Y me pareció que el rostro descompuesto y cadavérico de Lenin se inclinaba hacia delante para escuchar una música silenciosa y solemne, que tan sólo él podía oír. Apareció la señora Krupskaia para decirme que su marido estaba cansado y que tenía necesidad de un poco de reposo. Me marché en seguida.

He gastado casi veinte dólares para ver a este hombre, pero en verdad no me hace el efecto de que los haya malgastado.

Nada es mío

Asora, 18 setiembre

E
l mayor problema del hombre, como de las naciones, es la independencia. ¿Se puede resolver?

Lo que poseo parece ser mío, pero soy poseído siempre por aquello que tengo. La única propiedad incontestable debería ser el Yo, y, sin embargo, aquilatando bien, ¿dónde está el residuo absoluto, aislado, que no depende de nadie?

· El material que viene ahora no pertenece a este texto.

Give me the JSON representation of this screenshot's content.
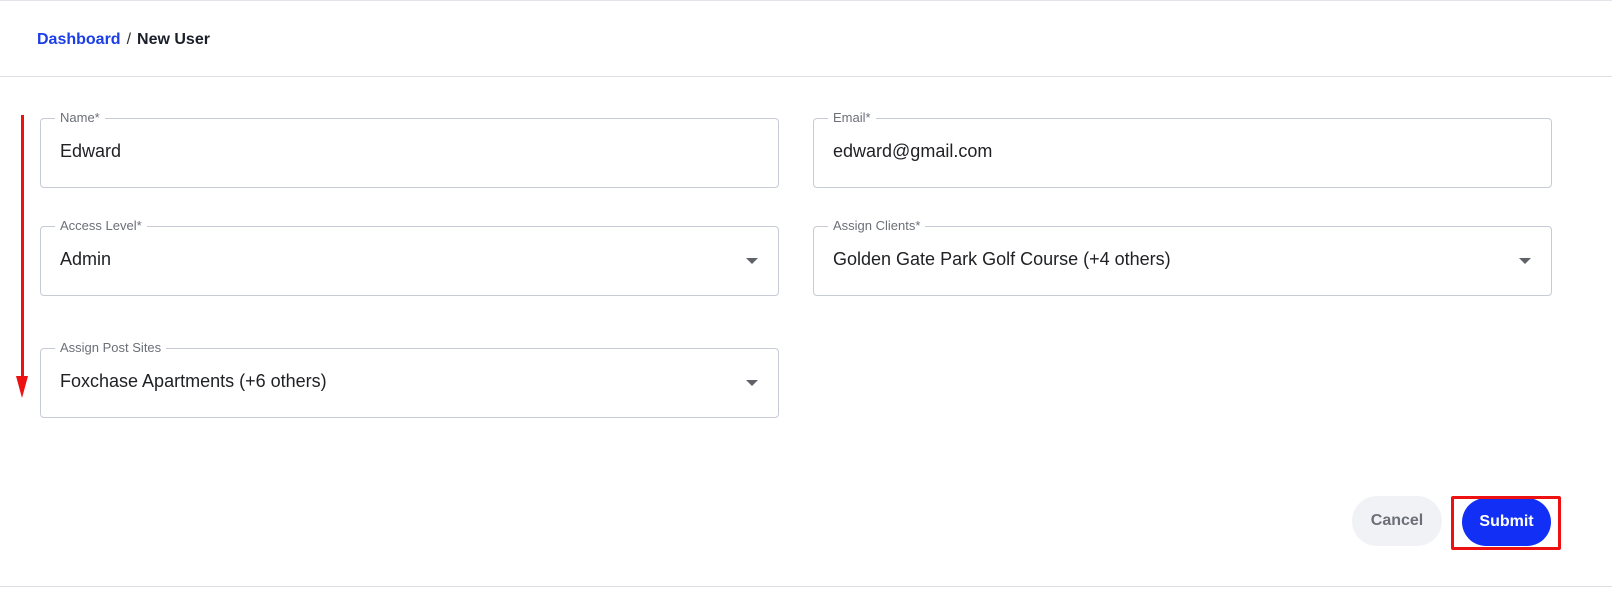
{
  "breadcrumb": {
    "parent": "Dashboard",
    "separator": "/",
    "current": "New User"
  },
  "form": {
    "name": {
      "label": "Name*",
      "value": "Edward"
    },
    "email": {
      "label": "Email*",
      "value": "edward@gmail.com"
    },
    "access_level": {
      "label": "Access Level*",
      "value": "Admin"
    },
    "assign_clients": {
      "label": "Assign Clients*",
      "value": "Golden Gate Park Golf Course (+4 others)"
    },
    "assign_post_sites": {
      "label": "Assign Post Sites",
      "value": "Foxchase Apartments (+6 others)"
    }
  },
  "actions": {
    "cancel_label": "Cancel",
    "submit_label": "Submit"
  },
  "colors": {
    "accent": "#1230f5",
    "link": "#1a3de8",
    "annotation": "#ee1111"
  }
}
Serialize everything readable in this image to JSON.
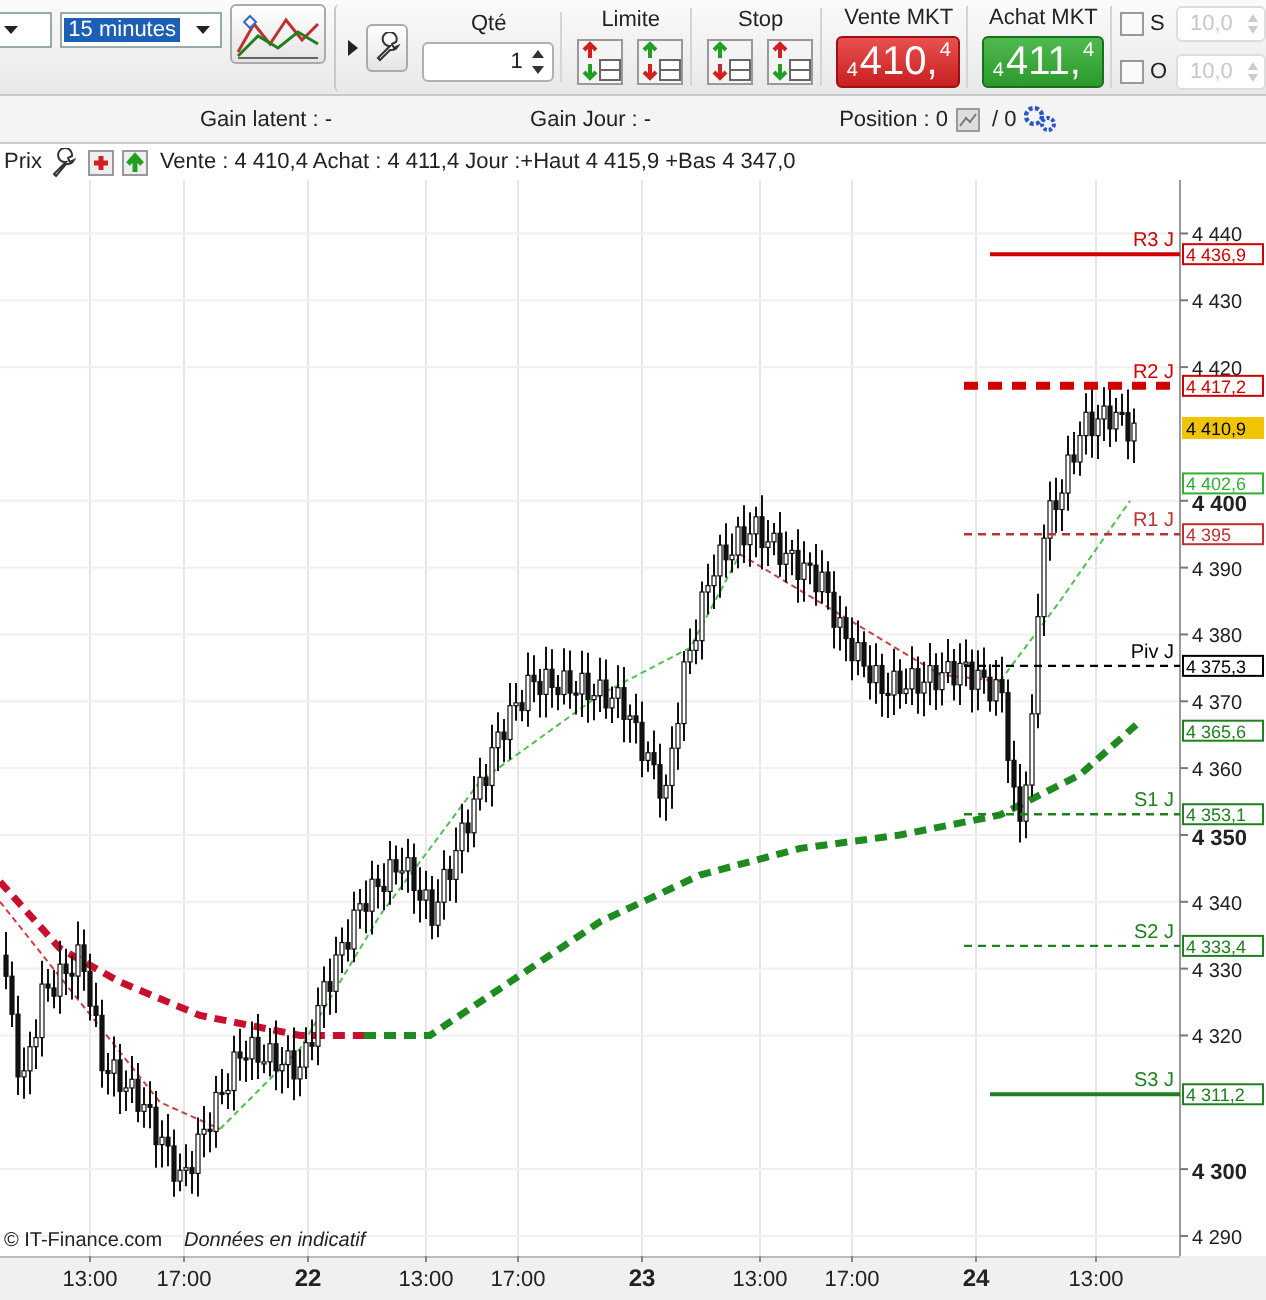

Los demás participan, ausentes o presentes, en nuestra vida interior y externa. No hay manera de salvarse. Aun en la soledad perfecta me siento, con espanto, átomo de un monte, célula de una colonia, gota de un mar. En mi espíritu y en mi carne hay la herencia de los muertos; mi pensamiento es deudor de los difuntos y de los vivientes; mi conducta está guiada, aun contra mi voluntad, por seres que no conozco o que desprecio.

Todo lo que sé lo he aprendido de los demás. Cualquier cosa que adquiera es obra de otros, y ¿qué tiene que ver que la haya pagado? Sin el operario, sin el artesano, sin el artista, estaría más desnudo que Calibán o que Robinsón. Si quiero moverme tengo necesidad de máquinas no fabricadas por mí y guiadas por manos que no son mías. Me veo obligado a hablar una lengua que no he inventado yo mismo; y los que han venido antes me imponen, sin que me dé cuenta, sus gustos, sus sentimientos y sus prejuicios.

Si desmonto el Yo pedazo por pedazo, encuentro siempre trozos y fragmentos que proceden de fuera; a cada uno podría ponerle una etiqueta de origen. Esto es de mi madre, esto de mi primer amigo, esto de Emerson, esto de Rousseau o de Stirner. Si realizo a fondo el inventario de las apropiaciones, el Yo se me convierte en una forma vacía, en una palabra sin contenido propio.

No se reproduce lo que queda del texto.